Through the rest of the 1980s, Dr Stanek worked with several large cosmetic surgery clinics until the demands of his own practice led him to focus solely on private referrals.

==Surgery==
Jan Stanek is considered to be one of the leading surgeons in his field. The Daily Express described him as "one of most popular surgeons of his generation".

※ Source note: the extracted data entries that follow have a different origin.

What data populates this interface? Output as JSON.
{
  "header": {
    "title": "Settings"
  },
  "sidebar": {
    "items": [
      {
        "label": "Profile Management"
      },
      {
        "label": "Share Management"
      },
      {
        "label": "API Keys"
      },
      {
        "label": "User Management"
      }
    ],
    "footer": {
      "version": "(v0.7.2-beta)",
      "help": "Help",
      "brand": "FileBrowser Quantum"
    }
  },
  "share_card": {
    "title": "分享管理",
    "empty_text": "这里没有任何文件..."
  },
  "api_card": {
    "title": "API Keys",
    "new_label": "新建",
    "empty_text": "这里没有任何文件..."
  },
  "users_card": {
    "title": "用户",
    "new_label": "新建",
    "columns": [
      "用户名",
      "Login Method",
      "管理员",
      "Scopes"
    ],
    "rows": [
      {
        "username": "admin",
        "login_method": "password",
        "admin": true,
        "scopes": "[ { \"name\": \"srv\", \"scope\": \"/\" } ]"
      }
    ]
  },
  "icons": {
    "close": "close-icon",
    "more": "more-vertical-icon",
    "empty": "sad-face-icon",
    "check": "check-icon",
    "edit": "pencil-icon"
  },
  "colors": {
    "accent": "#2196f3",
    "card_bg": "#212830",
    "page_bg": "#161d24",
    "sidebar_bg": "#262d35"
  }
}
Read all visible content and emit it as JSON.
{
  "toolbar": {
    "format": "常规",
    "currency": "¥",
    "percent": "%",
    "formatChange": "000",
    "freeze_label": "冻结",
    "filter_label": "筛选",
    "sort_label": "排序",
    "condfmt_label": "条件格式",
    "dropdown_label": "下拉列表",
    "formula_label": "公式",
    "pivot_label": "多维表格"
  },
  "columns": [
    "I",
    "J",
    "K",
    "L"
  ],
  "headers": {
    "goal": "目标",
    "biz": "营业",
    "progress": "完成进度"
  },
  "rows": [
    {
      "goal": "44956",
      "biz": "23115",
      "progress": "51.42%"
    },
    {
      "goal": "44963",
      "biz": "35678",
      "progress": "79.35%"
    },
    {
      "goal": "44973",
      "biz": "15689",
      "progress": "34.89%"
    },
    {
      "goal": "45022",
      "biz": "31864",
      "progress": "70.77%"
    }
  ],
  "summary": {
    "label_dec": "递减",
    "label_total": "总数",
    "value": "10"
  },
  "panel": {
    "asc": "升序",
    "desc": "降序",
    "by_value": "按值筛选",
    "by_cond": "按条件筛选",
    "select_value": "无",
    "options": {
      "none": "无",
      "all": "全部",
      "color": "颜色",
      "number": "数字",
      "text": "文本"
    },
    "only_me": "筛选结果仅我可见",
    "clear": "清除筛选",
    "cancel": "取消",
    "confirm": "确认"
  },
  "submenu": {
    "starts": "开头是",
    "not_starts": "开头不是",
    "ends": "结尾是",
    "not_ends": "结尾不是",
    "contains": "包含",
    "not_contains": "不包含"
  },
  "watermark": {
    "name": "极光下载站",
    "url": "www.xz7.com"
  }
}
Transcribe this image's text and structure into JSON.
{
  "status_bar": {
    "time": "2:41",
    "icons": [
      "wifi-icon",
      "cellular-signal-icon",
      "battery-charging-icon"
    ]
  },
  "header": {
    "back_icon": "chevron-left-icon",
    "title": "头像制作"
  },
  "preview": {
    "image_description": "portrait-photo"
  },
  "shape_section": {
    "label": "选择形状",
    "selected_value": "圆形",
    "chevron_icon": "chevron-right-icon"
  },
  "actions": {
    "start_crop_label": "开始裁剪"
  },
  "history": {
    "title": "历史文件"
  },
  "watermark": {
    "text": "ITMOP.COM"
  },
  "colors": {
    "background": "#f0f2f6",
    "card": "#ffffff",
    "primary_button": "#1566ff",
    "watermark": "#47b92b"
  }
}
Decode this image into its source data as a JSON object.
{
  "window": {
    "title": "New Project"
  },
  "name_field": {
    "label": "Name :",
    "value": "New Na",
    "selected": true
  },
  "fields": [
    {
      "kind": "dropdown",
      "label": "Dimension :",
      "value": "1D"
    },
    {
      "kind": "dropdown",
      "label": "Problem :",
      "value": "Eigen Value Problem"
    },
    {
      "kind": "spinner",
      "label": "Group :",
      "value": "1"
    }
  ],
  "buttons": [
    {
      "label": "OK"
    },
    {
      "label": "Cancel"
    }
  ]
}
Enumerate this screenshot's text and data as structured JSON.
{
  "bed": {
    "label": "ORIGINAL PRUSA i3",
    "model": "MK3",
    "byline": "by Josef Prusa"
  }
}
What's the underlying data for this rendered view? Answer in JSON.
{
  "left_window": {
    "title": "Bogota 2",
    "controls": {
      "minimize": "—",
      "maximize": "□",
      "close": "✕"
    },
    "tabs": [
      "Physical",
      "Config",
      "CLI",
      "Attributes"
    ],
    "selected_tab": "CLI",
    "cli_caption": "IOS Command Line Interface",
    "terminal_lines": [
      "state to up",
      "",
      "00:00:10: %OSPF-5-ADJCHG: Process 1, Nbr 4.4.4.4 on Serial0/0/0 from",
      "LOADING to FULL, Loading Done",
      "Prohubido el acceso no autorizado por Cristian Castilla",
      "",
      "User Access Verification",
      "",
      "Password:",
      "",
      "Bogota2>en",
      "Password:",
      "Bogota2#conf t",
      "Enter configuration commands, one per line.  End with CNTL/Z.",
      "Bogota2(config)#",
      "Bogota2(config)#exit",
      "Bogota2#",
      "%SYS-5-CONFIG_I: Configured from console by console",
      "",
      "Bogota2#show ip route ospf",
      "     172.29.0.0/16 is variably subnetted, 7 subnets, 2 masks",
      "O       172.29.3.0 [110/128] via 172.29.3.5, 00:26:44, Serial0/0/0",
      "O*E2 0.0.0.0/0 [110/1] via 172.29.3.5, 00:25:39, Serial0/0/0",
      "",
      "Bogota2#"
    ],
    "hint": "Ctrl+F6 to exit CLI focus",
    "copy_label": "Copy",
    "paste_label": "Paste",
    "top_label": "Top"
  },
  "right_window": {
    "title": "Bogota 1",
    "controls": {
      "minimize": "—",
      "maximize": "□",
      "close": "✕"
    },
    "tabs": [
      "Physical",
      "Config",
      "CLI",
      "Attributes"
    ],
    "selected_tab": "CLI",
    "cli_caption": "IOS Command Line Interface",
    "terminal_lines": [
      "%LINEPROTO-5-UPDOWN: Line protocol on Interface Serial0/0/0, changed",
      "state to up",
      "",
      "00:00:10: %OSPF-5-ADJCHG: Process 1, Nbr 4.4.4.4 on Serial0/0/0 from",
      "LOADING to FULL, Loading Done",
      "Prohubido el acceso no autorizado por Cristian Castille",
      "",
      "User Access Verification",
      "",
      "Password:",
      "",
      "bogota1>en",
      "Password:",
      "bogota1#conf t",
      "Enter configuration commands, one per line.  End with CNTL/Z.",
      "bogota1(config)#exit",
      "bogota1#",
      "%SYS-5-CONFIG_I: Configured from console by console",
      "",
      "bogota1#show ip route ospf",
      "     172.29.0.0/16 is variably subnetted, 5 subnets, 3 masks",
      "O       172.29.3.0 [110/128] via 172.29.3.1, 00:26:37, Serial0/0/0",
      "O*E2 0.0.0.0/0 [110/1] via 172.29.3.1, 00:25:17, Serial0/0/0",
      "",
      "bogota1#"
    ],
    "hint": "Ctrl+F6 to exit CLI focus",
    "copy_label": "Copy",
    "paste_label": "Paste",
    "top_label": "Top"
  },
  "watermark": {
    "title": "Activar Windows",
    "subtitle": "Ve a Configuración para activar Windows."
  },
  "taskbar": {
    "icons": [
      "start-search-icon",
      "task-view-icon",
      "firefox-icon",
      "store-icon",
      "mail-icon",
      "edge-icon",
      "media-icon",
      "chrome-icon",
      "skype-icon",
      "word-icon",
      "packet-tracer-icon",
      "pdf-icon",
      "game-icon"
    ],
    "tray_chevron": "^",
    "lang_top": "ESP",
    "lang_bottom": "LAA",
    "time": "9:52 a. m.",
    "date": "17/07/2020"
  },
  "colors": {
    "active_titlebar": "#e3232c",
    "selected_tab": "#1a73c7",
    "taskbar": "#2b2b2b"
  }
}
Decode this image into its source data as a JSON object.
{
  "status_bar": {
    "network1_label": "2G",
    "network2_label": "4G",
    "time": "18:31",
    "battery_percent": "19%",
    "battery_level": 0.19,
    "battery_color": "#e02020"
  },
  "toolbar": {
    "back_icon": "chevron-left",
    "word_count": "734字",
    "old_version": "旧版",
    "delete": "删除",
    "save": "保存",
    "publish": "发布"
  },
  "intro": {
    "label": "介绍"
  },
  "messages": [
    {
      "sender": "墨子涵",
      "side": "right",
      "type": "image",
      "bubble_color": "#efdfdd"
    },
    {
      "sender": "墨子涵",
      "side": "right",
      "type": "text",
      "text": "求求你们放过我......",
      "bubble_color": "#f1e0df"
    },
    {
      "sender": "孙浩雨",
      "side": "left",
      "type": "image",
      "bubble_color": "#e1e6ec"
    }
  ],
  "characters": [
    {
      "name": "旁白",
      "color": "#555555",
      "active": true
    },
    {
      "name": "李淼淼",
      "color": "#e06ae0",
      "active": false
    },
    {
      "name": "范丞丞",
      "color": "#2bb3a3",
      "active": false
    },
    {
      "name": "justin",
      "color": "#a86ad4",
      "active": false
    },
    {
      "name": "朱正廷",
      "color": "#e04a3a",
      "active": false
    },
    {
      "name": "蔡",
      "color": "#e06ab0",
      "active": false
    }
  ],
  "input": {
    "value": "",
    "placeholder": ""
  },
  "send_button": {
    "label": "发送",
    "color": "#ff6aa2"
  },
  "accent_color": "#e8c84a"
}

Although his practice covers all aspects of cosmetic surgery, including breast augmentation and reduction, abdominoplasty and liposuction, his particular interest lies in facial cosmetic surgery, endoscopic facial surgery and facial rejuvenation.

Among the techniques he uses is the muscle-tightening SMAS (superficial musculoaponeurotic system) facelift, which is said to result in minimal scarring. He also performs chemical peels and, in the television series 10 Years Younger, explained the science behind them and was then seen carrying out the procedure.

In 1994, he was the first surgeon in Britain to carry out the extended subperiosteal facelift, which was pioneered by US surgeons. Stanek originally studied the technique in Texas.

Stanek is known for his technique of fixing skin and muscle after eyelid surgery, which apparently cuts recovery time and reduces risk for those who heal slowly.

In 2012, Stanek conducted a study with fellow surgeon Mike Berry into the French-made PIP breast implants. Their report to the Journal of Plastic and Aesthetic Surgery revealed that, in an audit of 453 patients, between 16% and 34% of the PIP implants ruptured. This compared to a failure rate of less than 1% in the preferred implants used by the surgeons.

He is sceptical about the use of liposuction for certain areas, warning: “Liposuction to the inner thighs makes very little difference unless there are big lumps of fat and can cause problems as the skin is very thin in that area. If you remove the 'support' you can accelerate the aging process as skin becomes less elastic and is likely to sag.”

At his London clinic, clients are also offered body contouring through the non-invasive cellulite reduction and skin-tightening system Exilis, which uses ultrasound with radio-frequency pulses to reduce subcutaneous fat.

He is a frequent commentator in the British media on cosmetic surgery issues.

==Professional bodies==
Jan Stanek is a Specialist in General Surgery (GMC Specialist list) and has been a fellow of the Royal College of Surgeons (RCS) since 1981. He is certified by The American Board of Cosmetic Surgery and is a member of the American Academy of Cosmetic Surgery, the European Society for Laser Aesthetic Surgery and the Association of Facial Plastic Surgeons in Great Britain.

He has been a regular speaker at medical conferences since the 1980s.

==Other projects==
As well as his work in broadcasting, he has contributed expert testimony to newspapers and magazines including the Evening Standard and The Observer among many others. He also contributed a regular column to the magazine Slim at Home.

He has been featured a number of times in Tatler magazine and was named as one of Britain's Top 250 Consultants in the Tatler Doctors Guide 2013. In 2011, Tatler described him as "the Simon Cowell of surgeons" adding that "he's accomplished at some of the trickiest procedures".

He continues to be an in-demand guest speaker on the subject of cosmetic surgery around the world, attending key events such as New York's Breast & Body Symposium, the National Congress on Laser Surgery in Jakarta, Indonesia, and the Pacific Conference on Plastic & Dermatological Surgery in Hong Kong. During a Facelift Symposium held by the Association of Facial Plastic Surgeons in Poole, Dorset in October 2009, Jan Stanek gave presentations on a number of topics including Extended SMAS Facelift and Neck Lifting Versus Submental Liposuction.

In 2011, at London's Lazarides Gallery, the artist Jonathan Yeo exhibited paintings inspired by the work of Jan Stanek and fellow surgeon Mike Berry.